Can you feel it? Did you mark its approach? Can you sense our passage across its threshold?
Something has changed for us. Something new and remarkable has happened. We have entered the age of planets and, even if you can't see it now, nothing will ever be the same.
Yesterday scientists announced the discovery of Kepler-22b. It's an Earth-sized planet orbiting a star very much like the sun. The newly discovered world sits right in the middle of the star's "habitable zone" where surface water can exist in liquid form. From a distance, Kepler-22b appears to be a goldilocks world, orbiting a goldilocks star, in the goldilocks zone. In theory, at least, everything appears just right.
This discovery comes on the heels of other announcements about other planets with good "fitness" for life (though with lesser degrees of this all-important quality). You can expect more discoveries like these. With new tools in orbit and on the ground, scientists have begun a census of planets in our galaxy. Their discoveries represent one front in a revolution that is already reshaping humanities vision of itself and its place in the Universe.
The age of planets has begun.
An ancient question is being answered here. Since the time of the Hellenistic Greeks human beings have asked if other planets might exist around other stars. The possibility of life on those other worlds always hovered just beyond that first question. Now, in our own era, we have definitely answered the question of "other planets" (we can expect billions of them in our galaxy alone). The second question — life on the other worlds — remains unanswered.
But something remarkable happened on the way to dealing with both questions.

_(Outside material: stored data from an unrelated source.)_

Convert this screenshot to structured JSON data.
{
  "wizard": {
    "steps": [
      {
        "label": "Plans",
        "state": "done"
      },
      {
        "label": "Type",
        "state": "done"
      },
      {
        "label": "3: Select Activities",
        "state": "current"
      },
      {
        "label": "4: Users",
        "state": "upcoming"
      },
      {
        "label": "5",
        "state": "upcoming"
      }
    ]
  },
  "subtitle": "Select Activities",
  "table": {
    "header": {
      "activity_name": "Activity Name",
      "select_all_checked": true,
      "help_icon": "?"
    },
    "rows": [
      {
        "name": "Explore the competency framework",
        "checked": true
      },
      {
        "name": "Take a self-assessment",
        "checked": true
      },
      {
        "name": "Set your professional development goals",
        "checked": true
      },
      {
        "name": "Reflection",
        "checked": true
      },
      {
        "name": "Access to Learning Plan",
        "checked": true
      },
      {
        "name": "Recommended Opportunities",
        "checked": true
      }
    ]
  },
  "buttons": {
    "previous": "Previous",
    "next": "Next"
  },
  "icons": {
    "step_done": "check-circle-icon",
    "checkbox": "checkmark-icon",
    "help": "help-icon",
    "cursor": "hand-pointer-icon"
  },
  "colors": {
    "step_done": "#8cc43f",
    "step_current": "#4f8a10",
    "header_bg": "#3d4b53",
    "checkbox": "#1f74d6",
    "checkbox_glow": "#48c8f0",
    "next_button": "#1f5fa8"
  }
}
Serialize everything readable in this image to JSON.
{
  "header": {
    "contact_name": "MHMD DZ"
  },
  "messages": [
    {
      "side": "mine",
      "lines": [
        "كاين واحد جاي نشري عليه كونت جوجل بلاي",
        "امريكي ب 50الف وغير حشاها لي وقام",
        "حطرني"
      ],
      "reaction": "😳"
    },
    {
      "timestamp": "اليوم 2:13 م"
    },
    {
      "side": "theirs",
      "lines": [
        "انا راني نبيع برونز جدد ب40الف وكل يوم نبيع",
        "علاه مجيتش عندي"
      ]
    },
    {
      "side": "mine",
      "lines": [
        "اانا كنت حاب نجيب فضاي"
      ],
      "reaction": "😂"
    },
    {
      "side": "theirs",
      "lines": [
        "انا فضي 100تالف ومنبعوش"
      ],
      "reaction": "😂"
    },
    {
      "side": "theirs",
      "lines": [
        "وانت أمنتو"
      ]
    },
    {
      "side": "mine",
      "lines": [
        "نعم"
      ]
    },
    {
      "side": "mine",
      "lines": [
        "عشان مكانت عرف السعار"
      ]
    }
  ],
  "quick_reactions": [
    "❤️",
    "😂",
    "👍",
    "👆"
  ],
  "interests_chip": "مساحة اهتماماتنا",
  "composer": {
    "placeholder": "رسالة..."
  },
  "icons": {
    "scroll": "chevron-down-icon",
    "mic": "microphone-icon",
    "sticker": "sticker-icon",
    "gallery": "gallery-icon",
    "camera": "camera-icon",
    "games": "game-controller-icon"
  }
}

Just as we were developing tools to search for worlds beyond our sun — so-called exoplanets — the understanding of our own world took a dramatic turn. The new age of planets came to include our own.
It is no accident that discussions of climate change, the biosphere and sustainability arose alongside our explorations of habitable exoplanets. Over the last half-century similar tools and similar science have led us to a broad and remarkable new understanding of our own world. From the movement of continents to the movement of ice-age glaciers, from the oxygenation of the atmosphere by early bacteria to a changing atmosphere driven by human activity, we have developed a new and highly sophisticated understanding of how Earth and its life evolve together.
This vision of our planet as a complex web of systems (including life) did not exist 50 years ago. It does now and, like it or not, it will inform everything we do in the future. If we are smart enough and lucky enough to develop a sustainable global civilization it will be through the perspective gained by this new science.
As we play out the drama of Eurozones, Great Recessions and 2012 elections, something far more powerful is happening under our feet. The news of the day will come and go and most of it will be forgotten by the time the Earth completes another turn around the Sun. But our entry into the age of planets will not be forgotten.
Should we make it for another 1,000 years, if there is anyone left to remember, then this threshold we are crossing now will be remembered as one of the great moments in our evolution. More to the point, if there is anyone around to remember our crossing into this age of planets, it will be because we were here to make that step.